This morning’s tea makes yesterday distant.
Tea is one of those substances that has universal appeal. It is both balm and cure. It is both home and on holiday. It is therapeutic and spiritual. It carries the weight or the lightness of the moment. It is steeped in tradition and ritual.
When my friend died, several of us drank certain teas that she liked or that represented her, and we wrote about the experience. I wrote about her, and our complicated relationship, about my own feelings for the tea I was drinking that day, describing the flavors and sensations of the drink, and I experienced several spiritual mindfulness. It gave me an opportunity for discernment and was an integral part in my spiritual journey.
It might be idiosyncratic, but I have my own rituals around my morning tea. When my tea is dark enough, I add the milk (if it’s not a citrusy flavor) and two teaspoons of sugar. I remove the tea bag, turn out the kitchen lights, and go to my favorite chair. Before leaving the threshold of the kitchen, though I always take two sips of the hot tea through the steam. I don’t know why; I just do. Every time.

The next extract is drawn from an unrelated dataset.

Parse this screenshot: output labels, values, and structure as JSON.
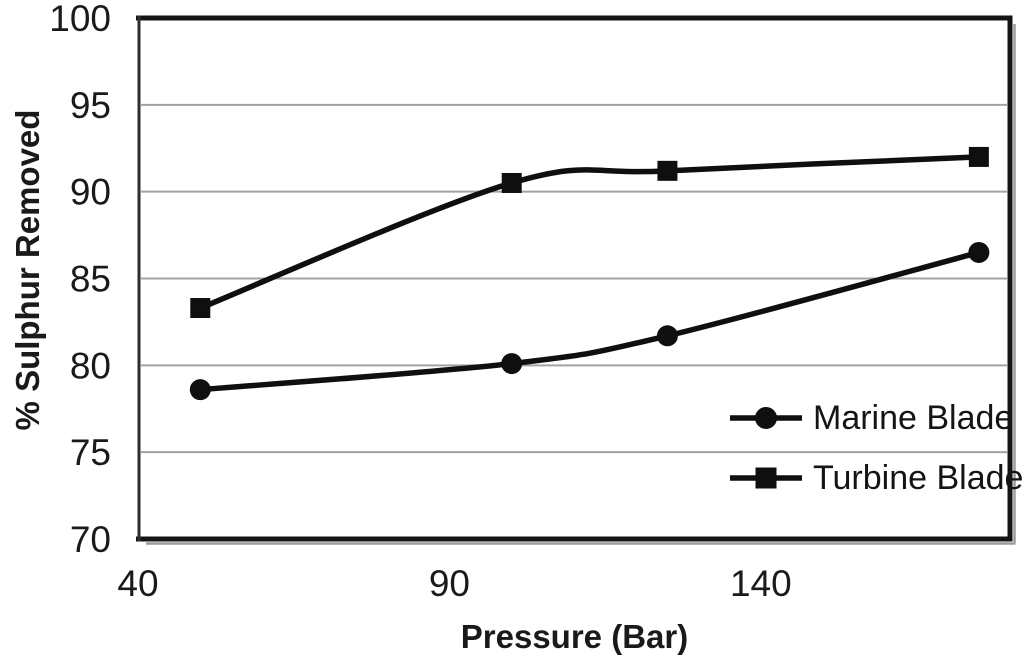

But tea is also simple in its simplicity. It’s part of my daily life a part of my sacred space. I eat with it. I write with it. I pray with it. It is rare to find something that fits in everywhere and anywhere, and tea is that rare something.
Drinking a daily cup of tea will surely starve the apothecary.
Bread and water can so easily be toast and tea.
(This very strongly made me think of communion – the body and blood of Christ in the wafer and the wine.)